*
Skyscraper sunflowers raised their seeds skyward, and then drooped at the last possible moment, just behind the blossom, in a creaseless arc; the translucent hairs of their stalks pushed my fingers away. Like thistles beneath a magnifying glass, great, veinous leaves, covered in a vicious fuzz on their undersides, gave shade to the yellow soil and hissed in a drowsy chorus as they brushed against one another in the breeze. Towering ten feet—twelve feet—to my four, the field of verdant pillars followed me with their gazes. Pleas to not go to far couldn't be heard, even if they'd been spoken, over the dull rustling. Fallen heads, browning and yellowing into the soil, rolled and squished beneath my light-up sneakers. Broken stalks, fibrous and honeycombed like broken bones, (but much too brown), lay in rare prostration against the yellow earth. Trying to prop up those that were wilting, and failing to bolster them after all, I'd push the weak ones over with same regret as a fallen redwood.
*
A waterstained indentation in the ancient mahogany floor greets the rare visitor. Patient bloodhound slobber pools and dries in smoky, amorphous rings in strategic places throughout the living room, dining room, and kitchen: between the coffee table and the tweed, sun-faded sofa; at the entrance to the living room from the hall; in the middle of the living room, almost exactly five feet from the t.v.; at the corner of the dining room table, between grandpa's chair and the bay window; at the space next to the groove worn into the floor at the base of the sink. An old ring at the door of the kitchen to the yard outside is always slick with Ruby's slobber as she dejectedly watches the chicken coop—bustling and writhing in amber- and rust-feathered isolation.
*
The King ambles to an awkward, rocking rhythm, his toes spreading wide—effeminate--through the fresh wood shavings.

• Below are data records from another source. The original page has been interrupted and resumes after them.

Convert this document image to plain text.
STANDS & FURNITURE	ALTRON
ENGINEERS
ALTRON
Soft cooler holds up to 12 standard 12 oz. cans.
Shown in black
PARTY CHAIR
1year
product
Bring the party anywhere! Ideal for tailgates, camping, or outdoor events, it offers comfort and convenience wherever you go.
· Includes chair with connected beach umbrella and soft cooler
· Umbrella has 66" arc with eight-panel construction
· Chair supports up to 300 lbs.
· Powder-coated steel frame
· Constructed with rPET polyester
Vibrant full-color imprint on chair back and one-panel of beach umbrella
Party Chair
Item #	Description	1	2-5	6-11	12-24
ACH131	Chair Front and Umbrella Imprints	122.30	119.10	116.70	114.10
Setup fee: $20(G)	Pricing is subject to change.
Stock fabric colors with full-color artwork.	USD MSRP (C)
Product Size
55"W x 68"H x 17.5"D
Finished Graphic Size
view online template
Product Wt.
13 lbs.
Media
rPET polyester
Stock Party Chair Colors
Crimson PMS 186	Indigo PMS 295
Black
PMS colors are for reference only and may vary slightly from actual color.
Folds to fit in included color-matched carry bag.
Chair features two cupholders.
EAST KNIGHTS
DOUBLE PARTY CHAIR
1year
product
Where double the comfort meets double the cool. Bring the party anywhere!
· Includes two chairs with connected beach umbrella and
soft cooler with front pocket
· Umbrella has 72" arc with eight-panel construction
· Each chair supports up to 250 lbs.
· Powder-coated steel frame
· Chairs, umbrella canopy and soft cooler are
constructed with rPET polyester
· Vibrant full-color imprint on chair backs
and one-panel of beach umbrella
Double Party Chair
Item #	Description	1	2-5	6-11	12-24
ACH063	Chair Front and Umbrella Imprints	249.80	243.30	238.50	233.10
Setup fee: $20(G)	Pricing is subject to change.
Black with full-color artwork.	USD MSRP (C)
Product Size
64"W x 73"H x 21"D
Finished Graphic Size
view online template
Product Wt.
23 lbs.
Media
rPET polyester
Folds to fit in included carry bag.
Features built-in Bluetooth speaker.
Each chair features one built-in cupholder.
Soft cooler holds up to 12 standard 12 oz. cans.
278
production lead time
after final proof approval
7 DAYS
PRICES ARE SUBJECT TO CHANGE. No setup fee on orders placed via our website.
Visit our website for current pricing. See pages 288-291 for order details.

He's tall and red as rust in the sunlight from head to heel, and always stretches his neck skyward, with his redder crown higher. Despite the Nebraska dust, and the inevitable dirtiness of the coop, he's glossy, and hints of amber glint from his plumage as he passes a sunlit crack in the walls. The dark, weather-warped, pine walls rise around him with rows and columns of tidy nests, dropping little bits of straw in a reverent whisper onto his feathers, as the hens above him shift in their places to watch. The smell of warm eggs, freshly laid, is sweet against the dusty straw and woodshavings, and the King circles the long, narrow trough, filled with seed, watching me with a brown eye that dares me to take from his treasured harem.
*
Smoothe-tongued Roxy found the water in my cupped hands, scooped up from the large aluminum tank. Runny-nosed snorts of protest from the cattle did not deter the pack of twelve bloodhounds from rearing up and draping their front paws over the tank rim for a drink. The water splashing into their mouths from the carnation-hue tongues made the same metallic plinking as the windmill chain, rising up and down, in and out—both instruments drawing water up from below. A whispered cacophony of cattle-snorting, tongue-splashing, chain-plinking—the breeze hissing through the long grass on a barely audible major third from the rest of the noise; blades of sunlight rotating easily between the leaves of the windmill fan conducted my Nebraska chorus in an empty, sixteen-hundred-acre amphitheater of grass.
*
Violent creaking of the timelessly scraped oak rungs sounded and reverberated in the combustible barn. Driest straw housed brownest, fattest toads to be caught in hands half their diameter. Gas cans and oil cans stuck into the sandy floor, toppled onto their sides in the heady Nebraska heat, create walls for toad-runs. Children—cousins and siblings no older than 13—rustle about in the hay loft, chasing toads. Explosions of dry, breaking straw crackles like fire under their weight.
*
The basement floor of concrete, coated in slate-grey carpet, presses granules of sand into my knees and shins and the heels of my hands; the shrikes of so-much-more-than-a-spanking strike downward like stalactites, and just as silent at their ends.
*
A tunnel of drooping willows of misty green gives way to a wall of stalks, yellower than the soil, and balding—only a few heads of morosest brown remain to look downward at fallen neighbors. In four years, immovable skyscrapers of sunflowers have drowned in the heat and yellow against the sun. They crackle and hiss and waver in the breeze, trying to knock one another over, trying to push themselves upright on their neighbors' leafless shoulders.